For this passionate defense of personal privacy and individuality, he was sometimes lumped in with your garden-variety anti-government (wink) Reaganites. But he was too fiercely independent to be a Republican operative after what Nixon did to him, and too smart to believe that the people who were blowing up the deficit (which more than doubled between 1981 and 1983) were interested in small government. He was conservative—that was his nature—but he was not longer knee-jerk loyal to the party or even its insulated institutions after feeling the deep burn of political betrayal.* I found that stance—that of the observer, never the participant, in the 1980s Washington political flying circus (and by extension the national and global circuses)—to be very refreshing, and enticing. I remember recalling it when I read James Joyce’s Portrait of the Artist as a Young Man. Joyce describes the artist as “the observer,” not participating in what they observe but standing apart, disinterested, impartial, “paring [their] nails,” as Joyce put it. Safire was that way. He skewered them all for their mistakes, their petty weaknesses, their pointless political squabbles. From a resolute distance.

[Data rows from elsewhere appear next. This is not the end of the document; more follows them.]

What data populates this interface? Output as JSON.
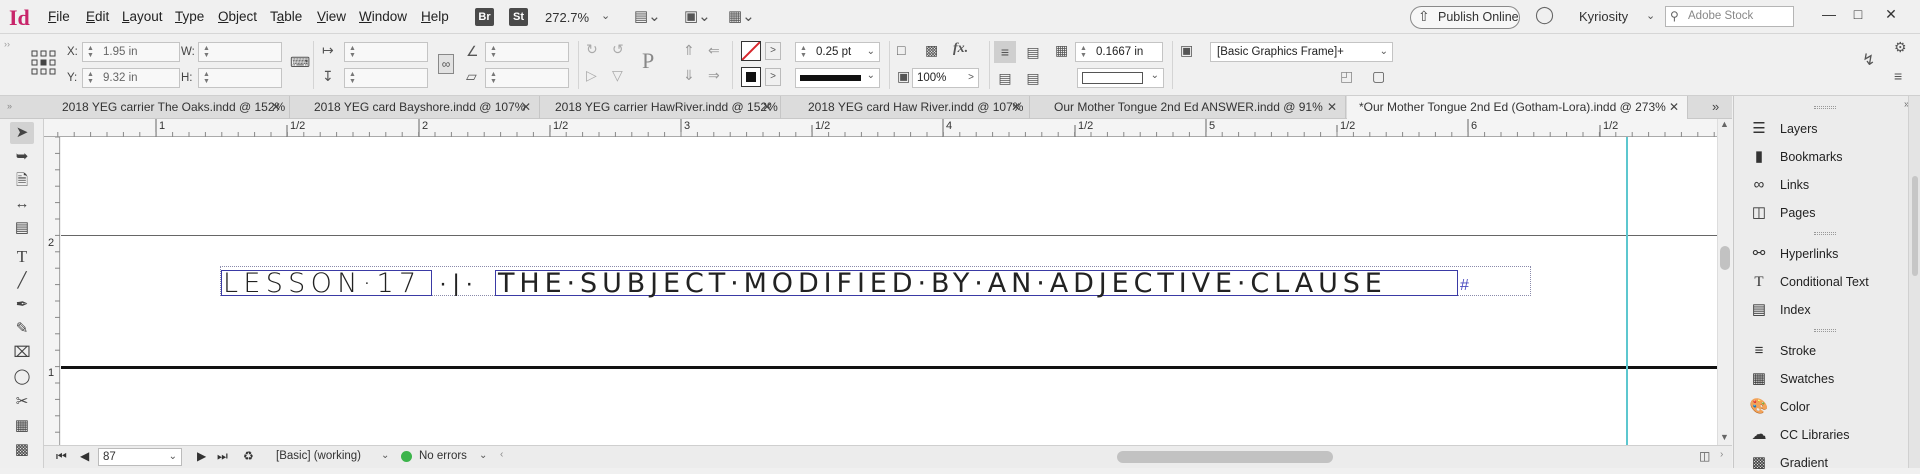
{
  "app": {
    "logo": "Id",
    "accent": "#c8256a"
  },
  "menus": [
    "File",
    "Edit",
    "Layout",
    "Type",
    "Object",
    "Table",
    "View",
    "Window",
    "Help"
  ],
  "menu_underline": [
    "F",
    "E",
    "L",
    "T",
    "O",
    "a",
    "V",
    "W",
    "H"
  ],
  "bridge_badge": "Br",
  "stock_badge": "St",
  "zoom": "272.7%",
  "publish_label": "Publish Online",
  "workspace": "Kyriosity",
  "search_placeholder": "Adobe Stock",
  "control": {
    "x_label": "X:",
    "x_value": "1.95 in",
    "y_label": "Y:",
    "y_value": "9.32 in",
    "w_label": "W:",
    "h_label": "H:",
    "stroke_weight": "0.25 pt",
    "opacity": "100%",
    "fx_label": "fx.",
    "gap_value": "0.1667 in",
    "object_style": "[Basic Graphics Frame]+"
  },
  "tabs": [
    {
      "label": "2018 YEG carrier The Oaks.indd @ 152%"
    },
    {
      "label": "2018 YEG card Bayshore.indd @ 107%"
    },
    {
      "label": "2018 YEG carrier HawRiver.indd @ 152%"
    },
    {
      "label": "2018 YEG card Haw River.indd @ 107%"
    },
    {
      "label": "Our Mother Tongue 2nd Ed ANSWER.indd @ 91%"
    },
    {
      "label": "*Our Mother Tongue 2nd Ed (Gotham-Lora).indd @ 273%"
    }
  ],
  "ruler": {
    "numbers": [
      "1",
      "1/2",
      "2",
      "1/2",
      "3",
      "1/2",
      "4",
      "1/2",
      "5",
      "1/2",
      "6",
      "1/2"
    ],
    "v_numbers": [
      "2",
      "1"
    ]
  },
  "document": {
    "lesson_text": "LESSON·17",
    "separator": "·|·",
    "heading_text": "THE·SUBJECT·MODIFIED·BY·AN·ADJECTIVE·CLAUSE",
    "end_mark": "#"
  },
  "status": {
    "page": "87",
    "master": "[Basic] (working)",
    "preflight": "No errors",
    "preflight_color": "#3cb44b"
  },
  "panels": [
    "Layers",
    "Bookmarks",
    "Links",
    "Pages",
    "Hyperlinks",
    "Conditional Text",
    "Index",
    "Stroke",
    "Swatches",
    "Color",
    "CC Libraries",
    "Gradient"
  ]
}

And on the last he had a secret weapon: he was a philologist. His love of words and their correct usage was the subject of a non-political column he wrote for a while, called “On Language”. I read that column even more religiously than his political pieces as I got older and less interested in the predictable noise of politics. Safire helped me realize the importance of words, that they mean what they mean or they are useless, and how some ill-defined words are “wielded” as weapons either righteously or factionally. (They are dull weapons, as opposed to sharp ones, but they do the job of triggering a belligerent response in the pliant mind.) He and his successors at the university taught me to examine closely words like “liberal,” “conservative,” “socialist,” “patriot” and more lately, “Islamofascist” or “Christian” or “terrorist” (or just plain “good,” or just plain “evil”).

On this subject, too, Safire would lament the rise of social media and its “democratization” [sic] of language. Orwell – again – and even Lewis Caroll have schooled us on that (along with countless others who’ve heeded them). So when Humpty Dumpty (or a humpty dumpty president) announces that “When I use a word,’ it means just what I choose it to mean — neither more nor less,’ unless we challenge that notion we have all lost the war without engaging in battle. All the weapons – all the words – then belong to the loudest voice.

– 30 –

*Safire learned he had been the target of “national security” wiretaps authorized by Nixon while working for the New York Times as a columnist, and wrote with what he characterized as “restrained fury” that he had not worked for Nixon through a difficult decade “to have him—or some lizard-lidded paranoid acting without his approval—eavesdropping on my conversations”. (Safire worked on both Nixon campaigns and wrote speeches for both Nixon and Spiro Agnew.)